Pelaku Pembacokan Pria di Mojokerto Ditangkap Saat Mabuk, Satu Masih Buron

Kriminal     Dibaca : 251 kali Penulis:
Pelaku Pembacokan Pria di Mojokerto Ditangkap Saat Mabuk, Satu Masih Buron
FaktualNews.co/Muhammad Lutfi Hermansyah/
Foto : Konferensi pers ungkap kasus pembacokan di Mako Polresta Mojokerto, Selasa (16/11/2021).

MOJOKERTO, FaktualNews.co – Polisi akhirnya menangkap satu pelaku pembacokan terhadap Sukis Eko Cahyono warga Kelurahan Pulorejo, Kecamatan Prajurit Kulon, Kota Mojokerto.

Diketahui, terdapat dua orang pelaku dalam peristiwa yang terjadi pada 8 November 2021 itu, yakni, Ahmad Tohari (AT) dan Mokhammad Bisri (MB). Namun, hanya Mokhammad Bisri yang berhasil ditangkap, Sedangkan Ahmad Tohari masih buron.

Kapolresta Mojokerto, AKBP Rofiq Rifto Himawan mengatakan, sebelumnya terdapat sejumlah orang sedang nongkrong dan minum-minuman keras di depan rumah korban. Kemudian, terjadi percekcokan di antara ketiganya terkait uang.
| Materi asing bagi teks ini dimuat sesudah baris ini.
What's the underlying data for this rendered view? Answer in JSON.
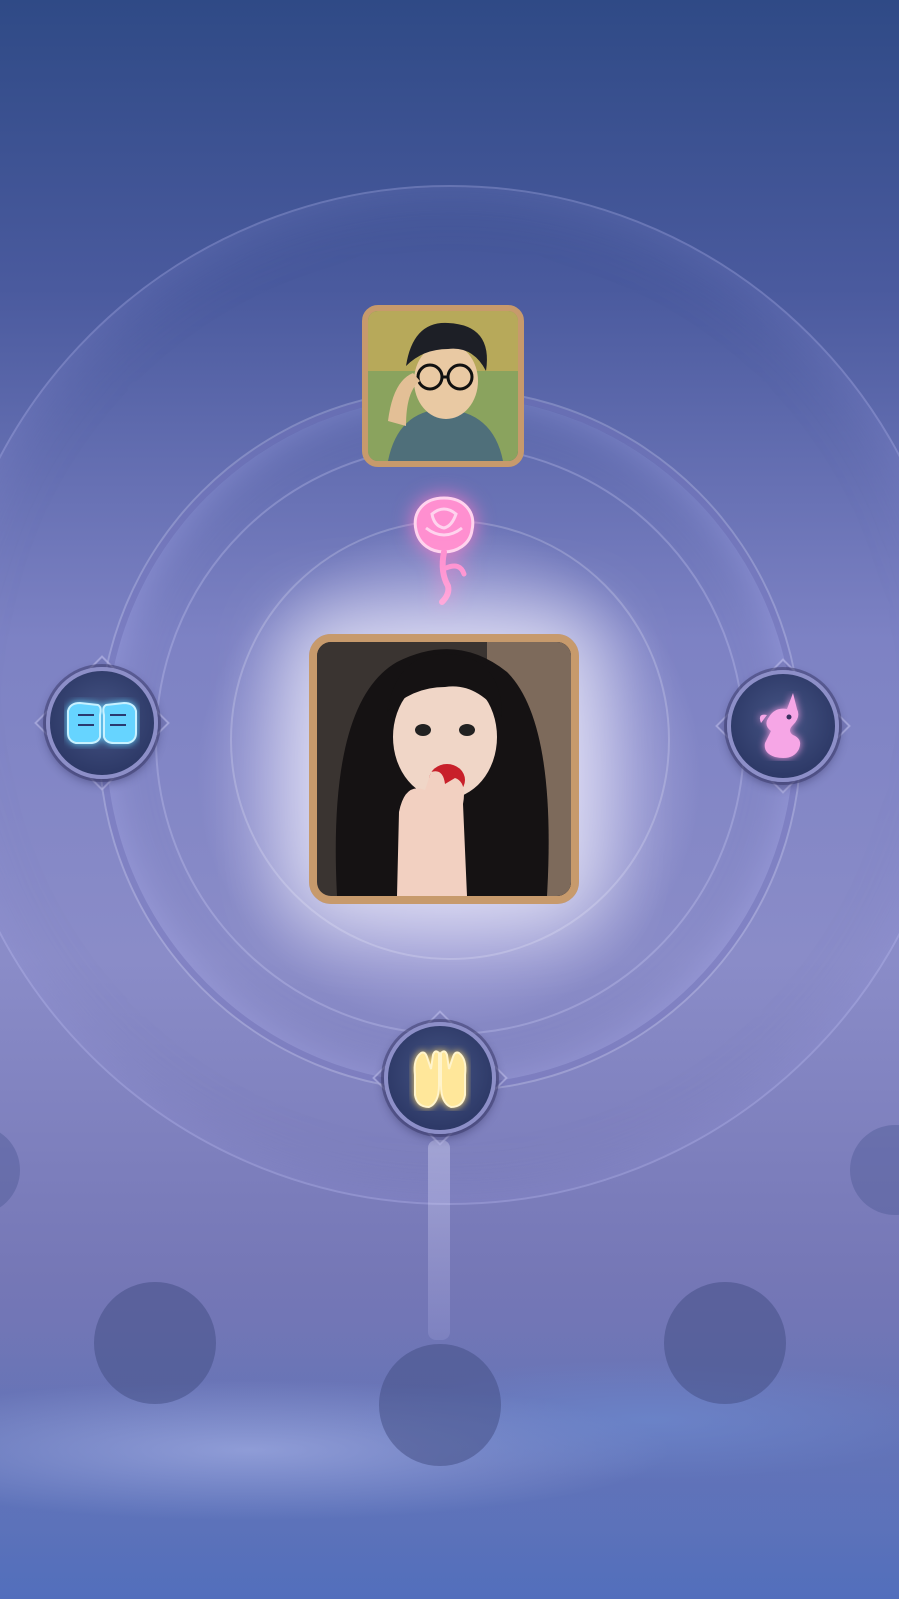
{
  "screen": {
    "theme_colors": {
      "frame_gold": "#c79a6c",
      "badge_ring": "#8d8fc8",
      "rose_pink": "#ff8fd0",
      "fist_blue": "#66d4ff",
      "hands_gold": "#ffe79a",
      "unicorn_pink": "#f6a6e6"
    }
  },
  "relationship": {
    "top_avatar": {
      "type": "user-avatar",
      "subject": "anime-character"
    },
    "center_avatar": {
      "type": "user-avatar",
      "subject": "photo"
    },
    "link_icon": "rose-icon"
  },
  "badges": [
    {
      "position": "left",
      "icon": "fist-bump-icon"
    },
    {
      "position": "right",
      "icon": "unicorn-icon"
    },
    {
      "position": "bottom",
      "icon": "clapping-hands-icon"
    }
  ],
  "empty_slots": [
    {
      "position": "bottom-left"
    },
    {
      "position": "bottom-center"
    },
    {
      "position": "bottom-right"
    }
  ]
}
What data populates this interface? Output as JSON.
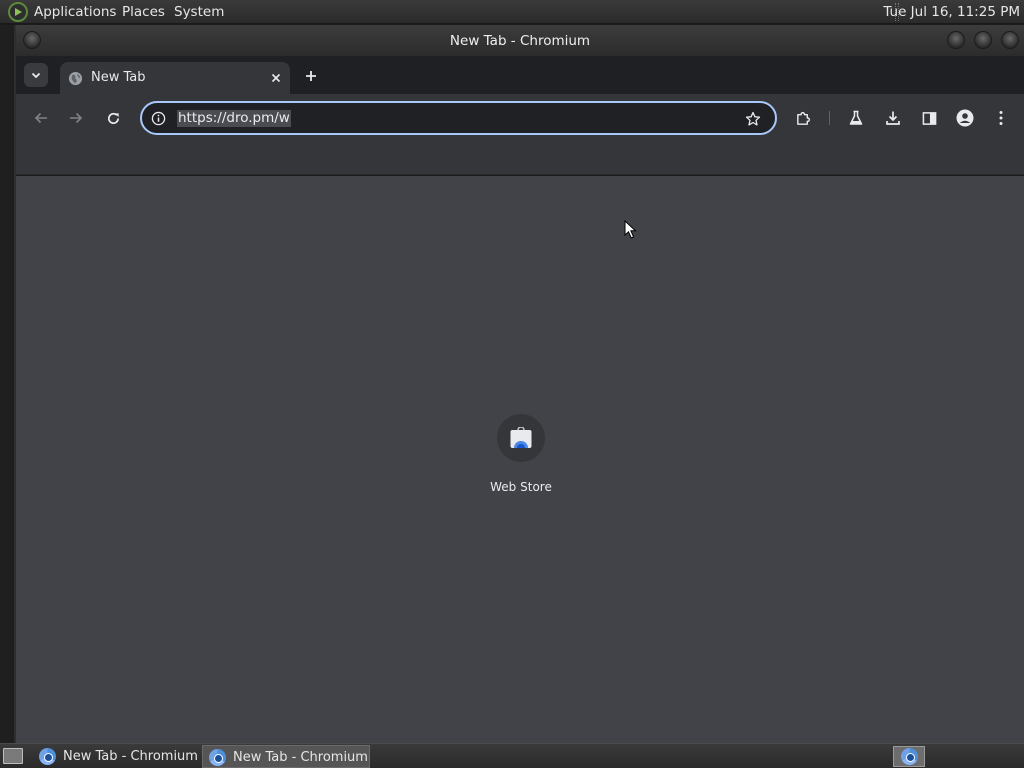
{
  "top_panel": {
    "menus": [
      "Applications",
      "Places",
      "System"
    ],
    "clock": "Tue Jul 16, 11:25 PM"
  },
  "window": {
    "title": "New Tab - Chromium"
  },
  "tabs": [
    {
      "label": "New Tab",
      "active": true
    }
  ],
  "omnibox": {
    "url": "https://dro.pm/w",
    "selected": true
  },
  "shortcuts": [
    {
      "label": "Web Store",
      "icon": "web-store-icon"
    }
  ],
  "taskbar": {
    "items": [
      {
        "label": "New Tab - Chromium",
        "active": false
      },
      {
        "label": "New Tab - Chromium",
        "active": true
      }
    ]
  },
  "colors": {
    "accent": "#a8c7fa",
    "page_background": "#424348",
    "toolbar": "#35363a"
  }
}
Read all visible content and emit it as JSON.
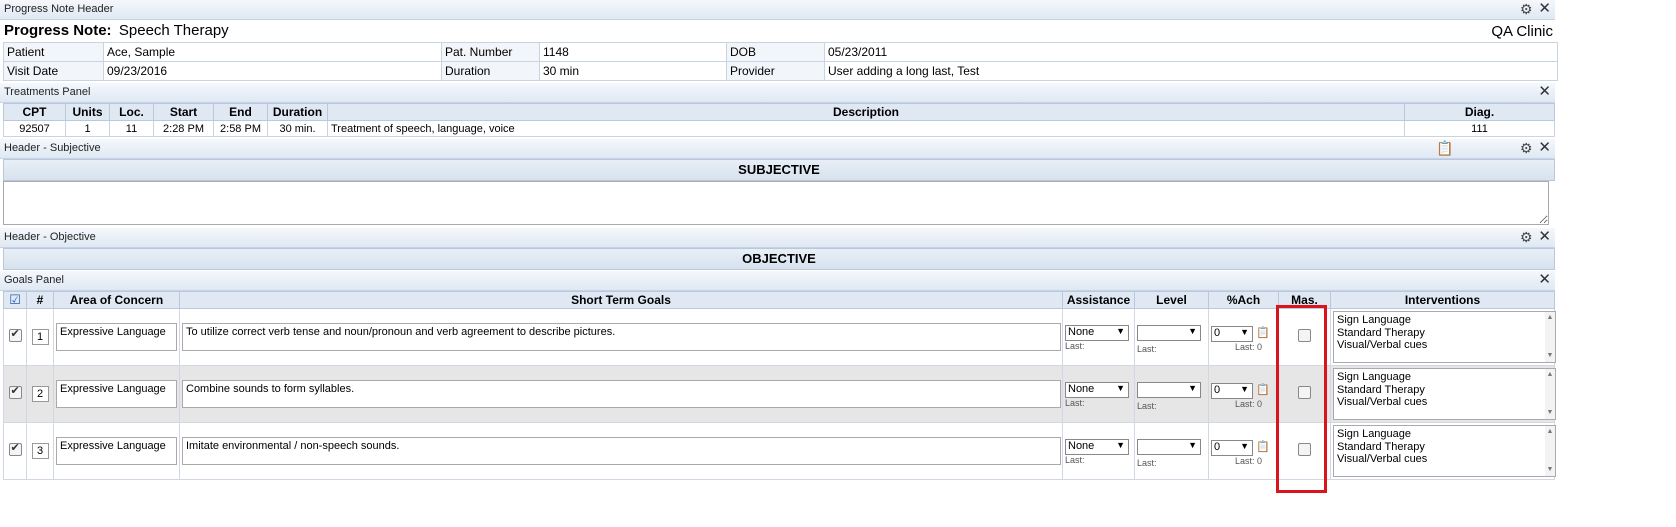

“Ada perkataan dari korban yang menyinggung perasaan, permasalah uang. Saat itu sama-sama mengkomsumsi minuman keras, terjadilah percekcokan dan penganiayaan,” katanya saat konferensi pers, Selasa (16/11/2021).

Setelah dilakukan penyidikan, lanjut Rofiq, pihaknya mendapati senjata tajam yang digunakan pelaku melakukan pembacokan.

“Fakta di lapangan, kita melihat ada senjata tajam yang saat itu tidak kita temukan, tapi berdasarkan saksi-saksi dan warga yang menolong korban, membawa ke rumah sakit,” jelasnya.

Usai mebacok korban, kedua pelaku kabur ke sejumlah kota, hingga akhirnya tertangkap di daerah Jombang.

“Akhirnya kita berhasil menangkap MB, cukup lumayan mobilingnya (bergerak), ke Lamongan, perbatasan Tuban, hingga ke Jombang, dan kita bisa tangkap disana. Sedangkan AT belum bisa tangkap,” ungkap mantan Kapolres Pasuruan itu.

Akibat pembacokan dengan menggunakan pedang dan pisau dapur itu, kondisi korban sempat kritis karena luka robek pada bagian leher dan kedua tangan.

Pelaku MB dijerat pasal 170 ayat 2 ke 2 KUHP dengan ancaman pidan paling lama 9 tahun.